In conclusion, our review demonstrated the excellent performance of current AI algorithms in detecting PM patients based on fundus and OCT images, and AI-assisted automated screening systems are promising for ameliorating increasing demands in clinical settings. To the best of our knowledge, this was the first published meta-analysis for the assessment of AI algorithms applied in PM and PM-related CNV quantitatively. Nevertheless, to provide substantial benefits in regular clinical practice under different conditions, we still need to conduct continuous innovative research with newly developed algorithms and larger-scale databases.

Summary

What was known before

  • Current applications of artificial intelligence (AI) in ophthalmic diseases have covered a variety of aspects with good performance, including the diagnosis and classification of pathologic myopia (PM).

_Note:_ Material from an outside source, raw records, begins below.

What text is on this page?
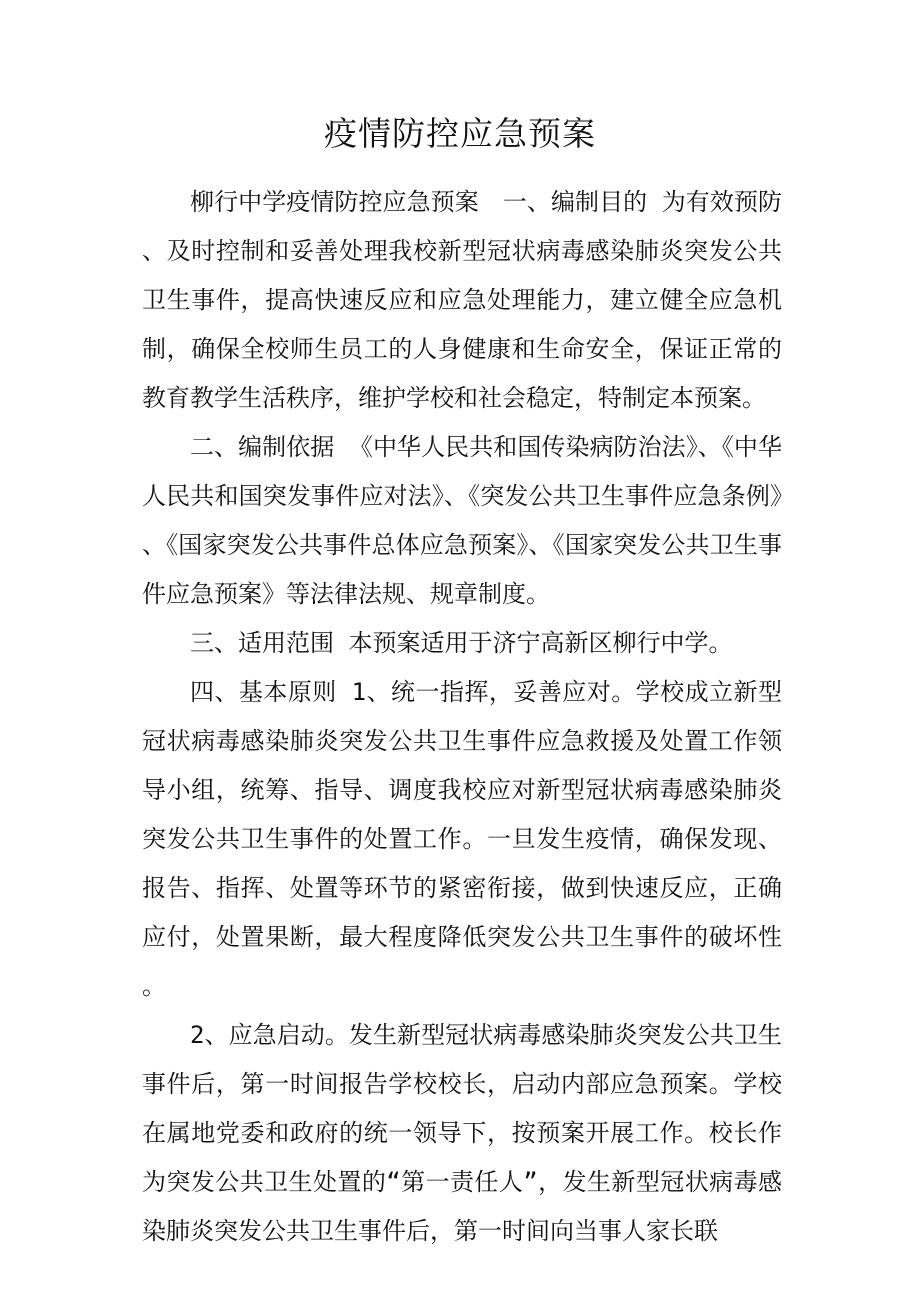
疫情防控应急预案

柳行中学疫情防控应急预案　一、编制目的 为有效预防、及时控制和妥善处理我校新型冠状病毒感染肺炎突发公共卫生事件，提高快速反应和应急处理能力，建立健全应急机制，确保全校师生员工的人身健康和生命安全，保证正常的教育教学生活秩序，维护学校和社会稳定，特制定本预案。

二、编制依据 《中华人民共和国传染病防治法》、《中华人民共和国突发事件应对法》、《突发公共卫生事件应急条例》、《国家突发公共事件总体应急预案》、《国家突发公共卫生事件应急预案》等法律法规、规章制度。

三、适用范围 本预案适用于济宁高新区柳行中学。

四、基本原则 1、统一指挥，妥善应对。学校成立新型冠状病毒感染肺炎突发公共卫生事件应急救援及处置工作领导小组，统筹、指导、调度我校应对新型冠状病毒感染肺炎突发公共卫生事件的处置工作。一旦发生疫情，确保发现、报告、指挥、处置等环节的紧密衔接，做到快速反应，正确应付，处置果断，最大程度降低突发公共卫生事件的破坏性。

2、应急启动。发生新型冠状病毒感染肺炎突发公共卫生事件后，第一时间报告学校校长，启动内部应急预案。学校在属地党委和政府的统一领导下，按预案开展工作。校长作为突发公共卫生处置的“第一责任人”，发生新型冠状病毒感染肺炎突发公共卫生事件后，第一时间向当事人家长联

  • There are still relatively great variations among studies in development procedures, databases, sample resources, and many aspects of methodology.

What this study adds

  • Our study demonstrated the excellent performance of current AI algorithms in detecting PM patients based on fundus and OCT images, and this was the first published meta-analysis for the assessment of AI algorithms applied in PM quantitatively.

  • For the detection of PM, the summary area under the receiver operating characteristic curve (AUC) was 0.99 (95% confidence interval (CI): 0.97 to 0.99), and the pooled sensitivity and specificity were 0.95 (95% CI: 0.92 to 0.96) and 0.97 (95% CI: 0.94 to 0.98), respectively.

  • It provides crucial evidence for the application of AI-assisted automated screening systems to ameliorate increasing demands in the healthcare system.